Trente ans déjà. Au début de l’année 1989, Patrice Lesueur créait la librairie du Sénéchal, du nom de la rue éponyme. À la fin des années 1970, celui qui était enseignant de français dans un collège parisien, après des études de lettres à la Sorbonne, voulait revenir dans la région où il possédait des attaches familiales et où il s’était marié avec une Villefranchoise. Sa demande de mutation avait essuyé un refus. Qu’à cela ne tienne. Patrice Lesueur démissionnait de son poste dans l’Education nationale.

Arrivé à Villefranche, Patrice Lesueur créait en 1977 les éditions du Pays d’Oc, spécialisées dans les ouvrages régionaux. Mais dix ans plus tard, le régionalisme perdait de son engouement. “Sa belle période était terminée.” Patrice Lesueur envisageait alors l’ouverture d’une librairie de livres anciens et d’occasion. La première en Aveyron. Il se lançait dans une aventure qui dure donc encore, même si les temps ont bien changé et sont devenus difficiles pour les libraires. “En 1989, nous étions sept libraires en ville, aujourd’hui nous ne sommes plus que deux : Muriel Couderc à La Folle Avoine et moi”, constate Patrice Lesueur. “C’est révélateur d’une situation. Alors, la ville était plus active, plus attractive. Il n’y avait pas les grandes surfaces, qui nous ont fait beaucoup de mal”, déplore-t-il. Ni Internet. Même si sur ce dernier point le libraire est moins catégorique. “Le commerce en ligne, je l’ai pratiqué jusqu’à l’été dernier et je l’ai abandonné, car il ne rapportait pas assez. L’essentiel des ventes se fait avec Amazon, qui a la même action néfaste que les grandes surfaces.”

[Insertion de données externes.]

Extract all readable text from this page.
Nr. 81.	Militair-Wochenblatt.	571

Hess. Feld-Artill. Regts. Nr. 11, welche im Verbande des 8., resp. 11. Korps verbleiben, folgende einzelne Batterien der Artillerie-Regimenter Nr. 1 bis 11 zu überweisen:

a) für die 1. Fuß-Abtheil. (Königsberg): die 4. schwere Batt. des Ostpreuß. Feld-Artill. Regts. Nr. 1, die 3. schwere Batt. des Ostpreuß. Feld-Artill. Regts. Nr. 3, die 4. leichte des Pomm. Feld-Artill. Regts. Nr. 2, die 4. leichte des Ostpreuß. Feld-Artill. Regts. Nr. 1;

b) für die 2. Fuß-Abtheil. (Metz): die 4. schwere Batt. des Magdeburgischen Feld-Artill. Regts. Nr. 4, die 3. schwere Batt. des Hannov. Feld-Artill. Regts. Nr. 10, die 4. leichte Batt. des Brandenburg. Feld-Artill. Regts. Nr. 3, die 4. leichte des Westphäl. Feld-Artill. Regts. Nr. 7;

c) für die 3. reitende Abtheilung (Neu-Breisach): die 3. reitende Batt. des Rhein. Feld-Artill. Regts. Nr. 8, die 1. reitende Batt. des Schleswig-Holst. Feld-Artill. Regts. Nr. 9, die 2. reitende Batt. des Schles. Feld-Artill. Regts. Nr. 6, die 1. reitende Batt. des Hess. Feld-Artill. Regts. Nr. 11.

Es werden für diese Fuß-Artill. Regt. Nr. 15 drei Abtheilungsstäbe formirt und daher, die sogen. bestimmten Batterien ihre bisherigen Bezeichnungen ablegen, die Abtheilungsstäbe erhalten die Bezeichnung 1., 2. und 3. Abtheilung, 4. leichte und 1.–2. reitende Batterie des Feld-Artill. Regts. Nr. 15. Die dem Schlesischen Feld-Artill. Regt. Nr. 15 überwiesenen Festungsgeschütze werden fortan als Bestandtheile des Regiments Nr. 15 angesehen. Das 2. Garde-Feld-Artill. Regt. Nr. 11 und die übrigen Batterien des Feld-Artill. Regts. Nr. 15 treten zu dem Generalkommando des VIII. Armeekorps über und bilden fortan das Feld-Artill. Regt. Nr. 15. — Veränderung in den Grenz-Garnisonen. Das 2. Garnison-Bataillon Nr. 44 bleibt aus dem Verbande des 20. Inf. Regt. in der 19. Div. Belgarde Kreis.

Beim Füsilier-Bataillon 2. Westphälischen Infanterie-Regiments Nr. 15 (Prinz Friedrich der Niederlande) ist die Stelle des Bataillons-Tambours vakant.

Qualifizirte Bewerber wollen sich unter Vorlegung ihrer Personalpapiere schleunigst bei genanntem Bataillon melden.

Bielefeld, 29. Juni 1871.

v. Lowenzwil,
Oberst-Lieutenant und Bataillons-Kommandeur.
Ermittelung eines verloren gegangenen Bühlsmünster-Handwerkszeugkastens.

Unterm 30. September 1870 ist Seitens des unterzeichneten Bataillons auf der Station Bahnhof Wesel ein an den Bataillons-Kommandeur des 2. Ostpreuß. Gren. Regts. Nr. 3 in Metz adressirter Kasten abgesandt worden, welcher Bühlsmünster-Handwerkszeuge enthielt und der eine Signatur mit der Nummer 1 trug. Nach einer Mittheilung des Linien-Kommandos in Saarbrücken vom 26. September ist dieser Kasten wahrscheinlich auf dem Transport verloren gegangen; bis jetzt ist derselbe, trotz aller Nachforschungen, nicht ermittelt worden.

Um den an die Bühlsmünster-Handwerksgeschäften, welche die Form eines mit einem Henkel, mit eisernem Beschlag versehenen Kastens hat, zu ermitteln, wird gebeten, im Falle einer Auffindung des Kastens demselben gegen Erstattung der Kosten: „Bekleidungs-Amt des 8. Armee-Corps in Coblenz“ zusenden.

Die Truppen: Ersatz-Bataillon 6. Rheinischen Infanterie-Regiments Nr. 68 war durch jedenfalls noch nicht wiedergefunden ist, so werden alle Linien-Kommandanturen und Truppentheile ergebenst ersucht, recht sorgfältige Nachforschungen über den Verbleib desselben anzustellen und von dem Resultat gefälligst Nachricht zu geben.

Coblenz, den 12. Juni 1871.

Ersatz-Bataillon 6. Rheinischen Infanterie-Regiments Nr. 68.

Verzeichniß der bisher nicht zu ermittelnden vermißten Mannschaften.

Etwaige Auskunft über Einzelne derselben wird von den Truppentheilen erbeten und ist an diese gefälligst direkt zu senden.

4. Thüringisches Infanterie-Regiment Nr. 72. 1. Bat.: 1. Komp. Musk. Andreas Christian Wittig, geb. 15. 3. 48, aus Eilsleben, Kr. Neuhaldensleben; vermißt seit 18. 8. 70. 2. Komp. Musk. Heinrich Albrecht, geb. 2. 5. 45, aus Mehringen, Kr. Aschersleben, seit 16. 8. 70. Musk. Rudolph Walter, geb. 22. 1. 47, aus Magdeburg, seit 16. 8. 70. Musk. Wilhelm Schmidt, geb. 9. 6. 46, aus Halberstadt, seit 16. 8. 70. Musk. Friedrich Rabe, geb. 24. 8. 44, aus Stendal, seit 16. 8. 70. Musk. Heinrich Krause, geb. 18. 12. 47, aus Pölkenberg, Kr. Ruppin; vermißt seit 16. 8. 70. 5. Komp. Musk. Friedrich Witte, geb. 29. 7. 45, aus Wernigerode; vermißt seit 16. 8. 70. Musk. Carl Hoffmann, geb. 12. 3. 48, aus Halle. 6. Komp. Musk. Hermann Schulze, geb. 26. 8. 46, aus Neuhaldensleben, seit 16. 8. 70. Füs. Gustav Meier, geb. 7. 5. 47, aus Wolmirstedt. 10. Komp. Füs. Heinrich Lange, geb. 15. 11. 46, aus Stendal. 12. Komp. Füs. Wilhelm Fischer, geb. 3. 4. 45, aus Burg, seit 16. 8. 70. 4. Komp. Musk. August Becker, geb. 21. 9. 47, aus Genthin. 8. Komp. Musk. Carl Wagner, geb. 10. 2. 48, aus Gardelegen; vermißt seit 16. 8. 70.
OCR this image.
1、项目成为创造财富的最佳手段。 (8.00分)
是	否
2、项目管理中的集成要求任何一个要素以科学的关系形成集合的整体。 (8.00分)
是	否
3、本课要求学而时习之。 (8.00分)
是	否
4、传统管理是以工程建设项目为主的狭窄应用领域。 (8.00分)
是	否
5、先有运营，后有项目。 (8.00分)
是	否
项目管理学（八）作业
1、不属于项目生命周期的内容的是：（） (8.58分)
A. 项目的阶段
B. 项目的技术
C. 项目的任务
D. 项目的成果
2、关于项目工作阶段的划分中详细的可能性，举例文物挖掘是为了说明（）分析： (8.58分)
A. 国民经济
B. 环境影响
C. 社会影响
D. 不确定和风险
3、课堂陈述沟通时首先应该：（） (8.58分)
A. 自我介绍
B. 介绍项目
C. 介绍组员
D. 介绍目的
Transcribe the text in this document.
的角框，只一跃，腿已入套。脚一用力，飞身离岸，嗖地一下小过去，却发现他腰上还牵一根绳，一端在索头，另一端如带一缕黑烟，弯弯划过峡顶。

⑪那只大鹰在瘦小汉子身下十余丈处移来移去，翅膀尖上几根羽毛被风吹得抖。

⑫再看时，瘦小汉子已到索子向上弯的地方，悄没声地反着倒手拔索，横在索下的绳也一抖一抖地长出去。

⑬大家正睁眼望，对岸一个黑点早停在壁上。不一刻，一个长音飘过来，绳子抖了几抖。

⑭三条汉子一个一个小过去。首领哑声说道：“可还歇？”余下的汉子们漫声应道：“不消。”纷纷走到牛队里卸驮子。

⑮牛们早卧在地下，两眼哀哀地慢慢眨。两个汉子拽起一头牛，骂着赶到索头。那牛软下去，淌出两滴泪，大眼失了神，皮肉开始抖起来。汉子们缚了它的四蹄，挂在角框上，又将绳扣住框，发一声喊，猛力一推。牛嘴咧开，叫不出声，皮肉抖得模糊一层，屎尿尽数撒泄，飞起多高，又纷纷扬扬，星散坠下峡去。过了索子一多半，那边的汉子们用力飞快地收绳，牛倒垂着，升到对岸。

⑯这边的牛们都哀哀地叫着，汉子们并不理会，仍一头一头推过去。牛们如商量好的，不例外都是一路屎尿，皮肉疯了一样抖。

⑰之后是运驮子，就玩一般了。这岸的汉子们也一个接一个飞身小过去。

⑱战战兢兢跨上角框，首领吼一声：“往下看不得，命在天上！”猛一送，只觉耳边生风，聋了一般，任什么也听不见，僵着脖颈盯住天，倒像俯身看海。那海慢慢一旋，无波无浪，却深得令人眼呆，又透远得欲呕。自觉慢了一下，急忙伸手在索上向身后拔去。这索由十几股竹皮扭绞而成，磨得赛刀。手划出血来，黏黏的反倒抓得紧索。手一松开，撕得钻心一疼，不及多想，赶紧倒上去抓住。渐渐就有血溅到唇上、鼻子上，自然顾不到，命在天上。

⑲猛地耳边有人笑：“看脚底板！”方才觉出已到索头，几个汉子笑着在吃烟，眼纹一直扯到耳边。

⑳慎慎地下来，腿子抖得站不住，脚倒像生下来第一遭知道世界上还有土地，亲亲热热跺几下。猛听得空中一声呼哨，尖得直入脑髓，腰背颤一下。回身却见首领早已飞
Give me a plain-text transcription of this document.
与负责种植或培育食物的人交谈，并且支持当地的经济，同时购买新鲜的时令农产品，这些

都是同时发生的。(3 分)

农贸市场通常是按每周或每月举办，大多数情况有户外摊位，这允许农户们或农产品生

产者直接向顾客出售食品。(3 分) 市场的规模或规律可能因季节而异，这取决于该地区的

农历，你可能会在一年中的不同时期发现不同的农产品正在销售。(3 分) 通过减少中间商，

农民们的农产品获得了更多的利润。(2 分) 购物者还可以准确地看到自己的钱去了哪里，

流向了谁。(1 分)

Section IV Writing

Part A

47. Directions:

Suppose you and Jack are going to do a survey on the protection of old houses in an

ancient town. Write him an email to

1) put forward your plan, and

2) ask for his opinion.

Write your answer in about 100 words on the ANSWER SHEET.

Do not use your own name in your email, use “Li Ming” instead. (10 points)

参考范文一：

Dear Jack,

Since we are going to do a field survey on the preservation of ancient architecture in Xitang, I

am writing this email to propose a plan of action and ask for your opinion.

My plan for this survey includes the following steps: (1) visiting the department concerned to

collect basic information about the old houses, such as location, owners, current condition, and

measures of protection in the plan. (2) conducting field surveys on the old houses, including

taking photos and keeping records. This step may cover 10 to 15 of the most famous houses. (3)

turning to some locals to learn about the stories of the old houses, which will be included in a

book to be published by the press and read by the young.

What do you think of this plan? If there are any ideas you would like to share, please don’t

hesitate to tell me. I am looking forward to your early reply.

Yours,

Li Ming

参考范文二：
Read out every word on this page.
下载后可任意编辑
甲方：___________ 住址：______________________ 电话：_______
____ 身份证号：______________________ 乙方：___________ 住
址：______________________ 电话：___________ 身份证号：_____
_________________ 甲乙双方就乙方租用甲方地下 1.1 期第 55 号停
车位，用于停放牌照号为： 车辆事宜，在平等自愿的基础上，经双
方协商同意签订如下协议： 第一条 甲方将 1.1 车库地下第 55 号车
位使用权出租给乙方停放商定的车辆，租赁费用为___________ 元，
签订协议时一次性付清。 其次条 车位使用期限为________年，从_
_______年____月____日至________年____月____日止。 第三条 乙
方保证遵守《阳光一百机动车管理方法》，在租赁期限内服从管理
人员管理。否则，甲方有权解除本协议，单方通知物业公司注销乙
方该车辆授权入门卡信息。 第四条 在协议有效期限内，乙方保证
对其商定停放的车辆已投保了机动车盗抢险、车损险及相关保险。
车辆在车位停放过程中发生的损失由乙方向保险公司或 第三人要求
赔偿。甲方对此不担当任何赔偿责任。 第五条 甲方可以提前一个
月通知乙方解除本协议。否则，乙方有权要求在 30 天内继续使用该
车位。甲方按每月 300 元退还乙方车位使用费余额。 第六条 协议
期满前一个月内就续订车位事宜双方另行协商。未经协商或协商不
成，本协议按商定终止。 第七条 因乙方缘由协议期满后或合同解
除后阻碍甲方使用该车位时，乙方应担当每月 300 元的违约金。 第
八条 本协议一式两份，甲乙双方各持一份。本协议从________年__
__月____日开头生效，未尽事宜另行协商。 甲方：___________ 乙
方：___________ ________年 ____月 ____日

Patrice Lesueur insiste sur les conseils apportés par les libraires. “C’est avec ce rôle que nous nous démarquons”. Lui n’en est pas avare. Son érudition est remarquable. Et beaucoup franchissent le seuil de sa librairie, établie dans une maison familiale ancienne typée, avec notamment un plafond à la française, pour engager la conversation sur l’histoire de la ville, de la région ou de la nation. Avec à la clef la certitude de trouver ouvrage ancien, d’occasion ou régionaliste.

La librairie du Sénéchal ne recèle pas moins de 20 000 volumes.

Une librairie d’un autre temps encore bien vivante. “Notre profession est en voie de disparition dans les petites villes”, constate Patrice Lesueur. “Il n’en subsistera que dans les grandes agglomérations”, craint-il.